Si vos patchs nicotiniques fonctionnent, ne changez pas de marque. C’est en substance le message délivré par l’Agence nationale de sécurité du médicament (ANSM). En effet, dans la mesure où la bioéquivalence entre les différents patchs vendus en France ne peut être garantie, mieux vaut éviter toute substitution.

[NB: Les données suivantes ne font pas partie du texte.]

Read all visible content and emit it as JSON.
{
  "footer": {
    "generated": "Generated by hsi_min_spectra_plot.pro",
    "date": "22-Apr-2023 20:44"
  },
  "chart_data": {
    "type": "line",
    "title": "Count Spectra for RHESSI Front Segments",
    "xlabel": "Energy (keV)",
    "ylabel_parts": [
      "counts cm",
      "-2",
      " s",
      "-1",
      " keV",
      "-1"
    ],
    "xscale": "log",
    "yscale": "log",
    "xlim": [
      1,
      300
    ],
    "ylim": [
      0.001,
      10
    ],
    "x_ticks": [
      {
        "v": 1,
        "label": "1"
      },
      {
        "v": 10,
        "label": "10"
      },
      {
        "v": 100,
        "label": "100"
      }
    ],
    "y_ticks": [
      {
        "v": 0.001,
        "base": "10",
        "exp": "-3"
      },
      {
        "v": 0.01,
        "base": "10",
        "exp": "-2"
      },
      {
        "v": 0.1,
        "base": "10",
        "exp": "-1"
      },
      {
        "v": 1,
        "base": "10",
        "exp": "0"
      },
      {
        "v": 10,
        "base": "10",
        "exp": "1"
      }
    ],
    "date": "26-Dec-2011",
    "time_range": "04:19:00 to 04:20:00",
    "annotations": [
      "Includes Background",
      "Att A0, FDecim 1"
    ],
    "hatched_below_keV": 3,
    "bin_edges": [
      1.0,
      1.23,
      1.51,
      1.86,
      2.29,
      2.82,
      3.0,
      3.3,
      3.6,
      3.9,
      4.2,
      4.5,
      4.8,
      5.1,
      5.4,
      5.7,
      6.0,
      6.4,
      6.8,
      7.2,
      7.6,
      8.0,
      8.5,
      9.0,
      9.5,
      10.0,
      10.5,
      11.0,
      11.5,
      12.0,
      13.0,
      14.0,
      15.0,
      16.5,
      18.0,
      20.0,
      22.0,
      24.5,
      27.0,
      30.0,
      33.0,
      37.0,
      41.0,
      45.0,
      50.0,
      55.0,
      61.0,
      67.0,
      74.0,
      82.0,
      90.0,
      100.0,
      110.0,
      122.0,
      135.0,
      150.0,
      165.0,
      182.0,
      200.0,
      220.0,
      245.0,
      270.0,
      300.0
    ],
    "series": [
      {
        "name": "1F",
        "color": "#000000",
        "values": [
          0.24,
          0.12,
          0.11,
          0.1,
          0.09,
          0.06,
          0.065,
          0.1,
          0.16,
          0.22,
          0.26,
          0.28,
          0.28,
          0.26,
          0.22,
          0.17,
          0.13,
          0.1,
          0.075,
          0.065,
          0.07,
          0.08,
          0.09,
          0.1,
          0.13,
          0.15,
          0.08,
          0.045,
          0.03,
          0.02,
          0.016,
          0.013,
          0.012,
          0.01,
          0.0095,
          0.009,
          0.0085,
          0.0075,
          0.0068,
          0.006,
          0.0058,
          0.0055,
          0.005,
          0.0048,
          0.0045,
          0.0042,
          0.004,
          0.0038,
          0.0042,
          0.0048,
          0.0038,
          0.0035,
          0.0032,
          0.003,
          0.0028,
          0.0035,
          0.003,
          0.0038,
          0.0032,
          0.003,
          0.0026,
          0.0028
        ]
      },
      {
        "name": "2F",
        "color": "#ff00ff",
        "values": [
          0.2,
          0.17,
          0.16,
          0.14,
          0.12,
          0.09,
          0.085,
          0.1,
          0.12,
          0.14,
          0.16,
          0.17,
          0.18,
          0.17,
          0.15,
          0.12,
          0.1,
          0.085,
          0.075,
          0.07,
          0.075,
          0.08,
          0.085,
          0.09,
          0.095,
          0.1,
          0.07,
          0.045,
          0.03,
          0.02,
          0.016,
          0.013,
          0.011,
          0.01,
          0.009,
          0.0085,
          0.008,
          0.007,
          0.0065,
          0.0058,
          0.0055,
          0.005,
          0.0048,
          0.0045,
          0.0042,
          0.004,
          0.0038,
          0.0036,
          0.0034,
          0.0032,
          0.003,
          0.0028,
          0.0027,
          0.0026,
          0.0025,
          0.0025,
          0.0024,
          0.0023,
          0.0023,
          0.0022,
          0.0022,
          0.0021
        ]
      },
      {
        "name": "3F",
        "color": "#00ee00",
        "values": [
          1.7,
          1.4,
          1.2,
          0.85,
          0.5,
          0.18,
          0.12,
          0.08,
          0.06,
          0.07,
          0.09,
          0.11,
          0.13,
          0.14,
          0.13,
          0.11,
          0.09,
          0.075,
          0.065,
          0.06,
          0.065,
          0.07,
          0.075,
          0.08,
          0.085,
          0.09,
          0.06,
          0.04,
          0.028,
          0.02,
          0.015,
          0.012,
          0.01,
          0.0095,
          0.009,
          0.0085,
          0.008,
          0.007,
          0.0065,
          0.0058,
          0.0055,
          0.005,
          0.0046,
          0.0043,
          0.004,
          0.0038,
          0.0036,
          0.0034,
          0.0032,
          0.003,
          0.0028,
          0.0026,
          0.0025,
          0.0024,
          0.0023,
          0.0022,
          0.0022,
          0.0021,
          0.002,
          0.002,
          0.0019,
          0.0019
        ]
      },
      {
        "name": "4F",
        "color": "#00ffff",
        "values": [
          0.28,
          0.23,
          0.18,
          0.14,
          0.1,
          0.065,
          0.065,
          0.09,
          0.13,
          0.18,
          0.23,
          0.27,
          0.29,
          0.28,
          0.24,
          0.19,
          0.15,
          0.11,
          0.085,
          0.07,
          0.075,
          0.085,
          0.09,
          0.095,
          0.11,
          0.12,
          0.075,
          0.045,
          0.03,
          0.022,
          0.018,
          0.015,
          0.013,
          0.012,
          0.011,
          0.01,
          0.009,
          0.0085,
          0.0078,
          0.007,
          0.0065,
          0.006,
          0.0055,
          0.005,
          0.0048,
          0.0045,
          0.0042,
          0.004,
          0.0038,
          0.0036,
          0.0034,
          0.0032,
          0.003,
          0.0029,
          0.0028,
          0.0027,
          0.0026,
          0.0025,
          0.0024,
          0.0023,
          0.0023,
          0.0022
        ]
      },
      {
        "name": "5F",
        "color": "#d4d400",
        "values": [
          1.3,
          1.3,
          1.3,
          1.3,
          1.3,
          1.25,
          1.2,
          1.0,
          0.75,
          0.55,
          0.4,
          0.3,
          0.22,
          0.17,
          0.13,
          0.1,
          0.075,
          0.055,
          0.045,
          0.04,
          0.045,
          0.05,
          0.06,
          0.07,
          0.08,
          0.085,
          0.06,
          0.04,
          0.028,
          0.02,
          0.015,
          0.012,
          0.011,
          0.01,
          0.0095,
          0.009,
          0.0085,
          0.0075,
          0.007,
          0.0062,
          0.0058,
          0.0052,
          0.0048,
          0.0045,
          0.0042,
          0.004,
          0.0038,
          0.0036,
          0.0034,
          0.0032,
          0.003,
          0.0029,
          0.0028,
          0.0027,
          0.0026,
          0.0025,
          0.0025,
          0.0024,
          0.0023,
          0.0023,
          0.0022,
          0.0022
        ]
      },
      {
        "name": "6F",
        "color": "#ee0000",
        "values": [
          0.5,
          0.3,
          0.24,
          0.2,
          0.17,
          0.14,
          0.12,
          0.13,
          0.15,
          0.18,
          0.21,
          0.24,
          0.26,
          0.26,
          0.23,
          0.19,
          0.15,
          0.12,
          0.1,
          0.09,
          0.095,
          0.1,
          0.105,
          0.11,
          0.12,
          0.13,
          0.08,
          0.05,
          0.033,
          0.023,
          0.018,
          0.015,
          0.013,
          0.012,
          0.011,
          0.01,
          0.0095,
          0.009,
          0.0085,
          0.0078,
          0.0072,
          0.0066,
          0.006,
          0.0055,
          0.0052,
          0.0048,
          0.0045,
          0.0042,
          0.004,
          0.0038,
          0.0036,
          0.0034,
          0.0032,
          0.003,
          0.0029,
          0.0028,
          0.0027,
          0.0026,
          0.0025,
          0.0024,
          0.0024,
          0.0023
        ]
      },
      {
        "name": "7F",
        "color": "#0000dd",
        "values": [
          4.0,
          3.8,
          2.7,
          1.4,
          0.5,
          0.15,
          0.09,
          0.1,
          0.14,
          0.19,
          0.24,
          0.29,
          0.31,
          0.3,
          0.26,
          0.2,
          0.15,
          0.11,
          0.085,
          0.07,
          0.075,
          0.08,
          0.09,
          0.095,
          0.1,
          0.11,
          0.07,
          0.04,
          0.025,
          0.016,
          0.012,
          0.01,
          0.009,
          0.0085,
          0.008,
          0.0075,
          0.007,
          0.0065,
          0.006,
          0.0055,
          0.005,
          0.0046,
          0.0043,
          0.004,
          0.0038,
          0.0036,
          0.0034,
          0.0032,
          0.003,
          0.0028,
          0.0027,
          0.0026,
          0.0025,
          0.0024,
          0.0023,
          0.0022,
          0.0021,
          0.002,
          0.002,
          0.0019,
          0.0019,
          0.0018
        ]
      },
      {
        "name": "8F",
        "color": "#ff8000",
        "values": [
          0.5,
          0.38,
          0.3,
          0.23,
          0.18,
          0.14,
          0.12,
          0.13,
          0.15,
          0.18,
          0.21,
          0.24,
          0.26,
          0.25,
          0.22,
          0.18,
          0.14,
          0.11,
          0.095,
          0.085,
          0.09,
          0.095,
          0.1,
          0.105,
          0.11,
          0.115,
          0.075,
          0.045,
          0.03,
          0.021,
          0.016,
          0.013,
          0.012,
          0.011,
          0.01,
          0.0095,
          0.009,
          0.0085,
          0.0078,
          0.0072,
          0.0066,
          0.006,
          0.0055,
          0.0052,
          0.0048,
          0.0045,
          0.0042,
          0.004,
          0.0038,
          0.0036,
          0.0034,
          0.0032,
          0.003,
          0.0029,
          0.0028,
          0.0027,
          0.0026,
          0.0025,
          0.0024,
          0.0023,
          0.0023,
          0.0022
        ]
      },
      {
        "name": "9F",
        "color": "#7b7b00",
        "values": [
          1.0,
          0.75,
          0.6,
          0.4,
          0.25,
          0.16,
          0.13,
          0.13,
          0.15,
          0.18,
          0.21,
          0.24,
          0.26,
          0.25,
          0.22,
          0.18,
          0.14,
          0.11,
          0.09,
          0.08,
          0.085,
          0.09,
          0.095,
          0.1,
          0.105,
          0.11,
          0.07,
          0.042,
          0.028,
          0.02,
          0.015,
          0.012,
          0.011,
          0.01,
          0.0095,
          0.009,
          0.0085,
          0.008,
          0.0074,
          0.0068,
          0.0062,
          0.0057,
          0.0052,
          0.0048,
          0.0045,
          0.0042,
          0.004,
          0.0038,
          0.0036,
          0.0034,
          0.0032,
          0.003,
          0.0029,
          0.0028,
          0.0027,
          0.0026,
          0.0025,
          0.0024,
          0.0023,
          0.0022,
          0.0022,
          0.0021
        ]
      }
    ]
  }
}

En France, 4 spécialités de patchs nicotiniques (Niquitin, Nicotinell, Nicopatch et Nicoretteskin). Elles peuvent délivrer différentes quantités de nicotine. Or, comme le rappelle l’ANSM, « la biodisponibilité de ces dispositifs, c’est-à-dire la vitesse et la fraction absorbée du principe actif pour produire son action thérapeutique, n’a pas été comparée entre les différentes spécialités ». En clair, pour un même dosage, deux patchs de marques différentes peuvent libérer le principe actif plus ou moins rapidement. Par ailleurs, « la substitution d’un dispositif par un autre peut entraîner des symptômes de manque comme une irritabilité, de l’anxiété, des perturbations du sommeil, ou de surdosage, comme des nausées, maux de tête ou palpitations », explique l’ANSM.

L’Agence conseil en outre de ne pas remplacer vos patchs sans l’avis de votre médecin.